Mi è bastato ascoltare i discorsi delle persone in fila in attesa di comprare questo numero per arrivare a conclusioni amare: una tipa, mentre aspettavamo (per altro inutilmente) mi diceva che lo voleva perché era importante sostenere la rivista; "certo" ho detto io, "ma per sostenerla davvero occorrerebbe abbonarsi, un numero non basta". "Ma è importante l'azione simbolica". 
Sarà... ma a me i simboli stanno un po' sulle palle e tutto questo entusiasmo per questo numero mi convince poco. Spero di sbagliarmi.

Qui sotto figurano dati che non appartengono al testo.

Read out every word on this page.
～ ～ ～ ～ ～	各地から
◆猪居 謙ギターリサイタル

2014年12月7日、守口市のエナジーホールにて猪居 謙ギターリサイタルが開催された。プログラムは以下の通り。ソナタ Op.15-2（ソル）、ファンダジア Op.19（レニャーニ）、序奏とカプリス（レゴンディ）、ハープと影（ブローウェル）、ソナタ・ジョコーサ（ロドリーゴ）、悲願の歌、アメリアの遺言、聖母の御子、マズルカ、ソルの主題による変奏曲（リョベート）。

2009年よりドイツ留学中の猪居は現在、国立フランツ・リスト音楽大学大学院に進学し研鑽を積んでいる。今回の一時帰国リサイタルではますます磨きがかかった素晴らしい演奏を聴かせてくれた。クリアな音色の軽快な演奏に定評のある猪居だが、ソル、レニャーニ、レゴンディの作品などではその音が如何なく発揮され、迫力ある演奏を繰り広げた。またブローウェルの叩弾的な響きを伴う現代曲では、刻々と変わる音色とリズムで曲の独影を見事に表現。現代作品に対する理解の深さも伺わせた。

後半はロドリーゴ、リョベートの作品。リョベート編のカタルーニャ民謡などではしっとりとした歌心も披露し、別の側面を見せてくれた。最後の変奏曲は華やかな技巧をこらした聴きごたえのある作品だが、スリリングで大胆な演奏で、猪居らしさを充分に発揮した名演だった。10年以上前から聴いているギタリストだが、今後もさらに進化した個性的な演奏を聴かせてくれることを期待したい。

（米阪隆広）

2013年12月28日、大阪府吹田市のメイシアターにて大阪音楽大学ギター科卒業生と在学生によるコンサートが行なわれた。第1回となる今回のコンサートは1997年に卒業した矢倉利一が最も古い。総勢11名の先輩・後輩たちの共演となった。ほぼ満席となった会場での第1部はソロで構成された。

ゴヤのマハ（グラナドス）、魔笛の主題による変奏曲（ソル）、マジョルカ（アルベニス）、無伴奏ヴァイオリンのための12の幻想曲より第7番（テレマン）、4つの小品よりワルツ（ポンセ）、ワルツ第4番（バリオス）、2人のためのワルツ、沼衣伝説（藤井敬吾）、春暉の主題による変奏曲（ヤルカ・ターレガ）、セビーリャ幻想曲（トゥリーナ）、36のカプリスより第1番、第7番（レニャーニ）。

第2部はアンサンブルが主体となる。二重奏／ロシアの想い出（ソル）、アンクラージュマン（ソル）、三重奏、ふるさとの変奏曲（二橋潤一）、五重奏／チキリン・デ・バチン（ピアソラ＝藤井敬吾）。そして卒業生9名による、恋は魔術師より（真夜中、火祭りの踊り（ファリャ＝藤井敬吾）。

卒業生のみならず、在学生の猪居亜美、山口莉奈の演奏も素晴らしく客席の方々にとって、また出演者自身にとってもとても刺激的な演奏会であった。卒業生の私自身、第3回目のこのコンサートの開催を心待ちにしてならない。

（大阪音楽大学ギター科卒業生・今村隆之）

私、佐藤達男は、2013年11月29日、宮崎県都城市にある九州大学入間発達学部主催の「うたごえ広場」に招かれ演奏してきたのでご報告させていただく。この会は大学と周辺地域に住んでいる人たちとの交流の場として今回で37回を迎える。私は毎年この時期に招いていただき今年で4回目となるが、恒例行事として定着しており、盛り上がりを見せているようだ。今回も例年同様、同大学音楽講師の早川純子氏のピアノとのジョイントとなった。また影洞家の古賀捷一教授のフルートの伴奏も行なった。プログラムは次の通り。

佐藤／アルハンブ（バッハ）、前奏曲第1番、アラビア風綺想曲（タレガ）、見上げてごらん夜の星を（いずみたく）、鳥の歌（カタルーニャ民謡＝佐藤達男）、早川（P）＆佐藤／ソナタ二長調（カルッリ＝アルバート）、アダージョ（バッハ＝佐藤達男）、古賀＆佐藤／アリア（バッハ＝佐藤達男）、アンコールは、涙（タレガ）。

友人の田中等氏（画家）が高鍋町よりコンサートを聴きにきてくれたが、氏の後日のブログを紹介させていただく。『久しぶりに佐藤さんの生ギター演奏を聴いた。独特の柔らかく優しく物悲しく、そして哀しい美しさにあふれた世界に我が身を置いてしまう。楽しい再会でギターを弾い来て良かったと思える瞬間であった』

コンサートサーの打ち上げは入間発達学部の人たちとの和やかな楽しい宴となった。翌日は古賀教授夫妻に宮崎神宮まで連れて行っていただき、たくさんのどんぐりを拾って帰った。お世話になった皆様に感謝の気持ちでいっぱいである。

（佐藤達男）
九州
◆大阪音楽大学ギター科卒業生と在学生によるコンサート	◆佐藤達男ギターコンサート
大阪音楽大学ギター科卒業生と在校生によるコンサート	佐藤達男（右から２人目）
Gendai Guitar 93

Intanto Charlie continua (giustamente) a sbeffeggiare tutto e tutti: come ha testimoniato -e  giustamente- Stéphanie Hennette Vauchez sul numero di "Liberation" uscito oggi: "il fatto che persino un profeta affermi di essere Charlie, ci invita a riflettere sul senso del movimento di sostegno che si è diffuso da mercoledì scorso. Qua e là, persone e associazioni che fino a poco prima erano contrari alla linea editoriale della rivista, hanno affermato di essere Charlie". 
Hennette-Vauchez pensa (e a dirla tutta ci penso anch'io) soprattutto a dei capi di Stato davvero poco rispettosi della libertà di espressione che questa settimana sono diventati "Charlie". 
Credo nella buona fede della gente comune, ma non credo affatto a quella di questi signori, che nei loro paesi o nelle loro monarchie hanno la stampa che si mette a 90° e scrive solo ciò che non va contro i loro interessi.
Penso inoltre a giornali e riviste servili che scrivono solamente quello che non urta la sensibilità dei sovrani o dei capi di stato in cui pubblicano i loro bollettini parrocchiali e i cui direttori editoriali hanno fatto a gara a farsi fotografare con il cartello "Je suis Charlie" e... mi vien da ridere. Un riso amaro, ça va sans dire.
E quindi, a dirla tutta, non penso che tutti quelli che hanno giurato e spergiurato di essere Charlie, lo siano di fatto davvero. Non ci sarebbe niente di male a non esserlo, ma in tempi normali, oggi come oggi invece, la cosa mi fa paura.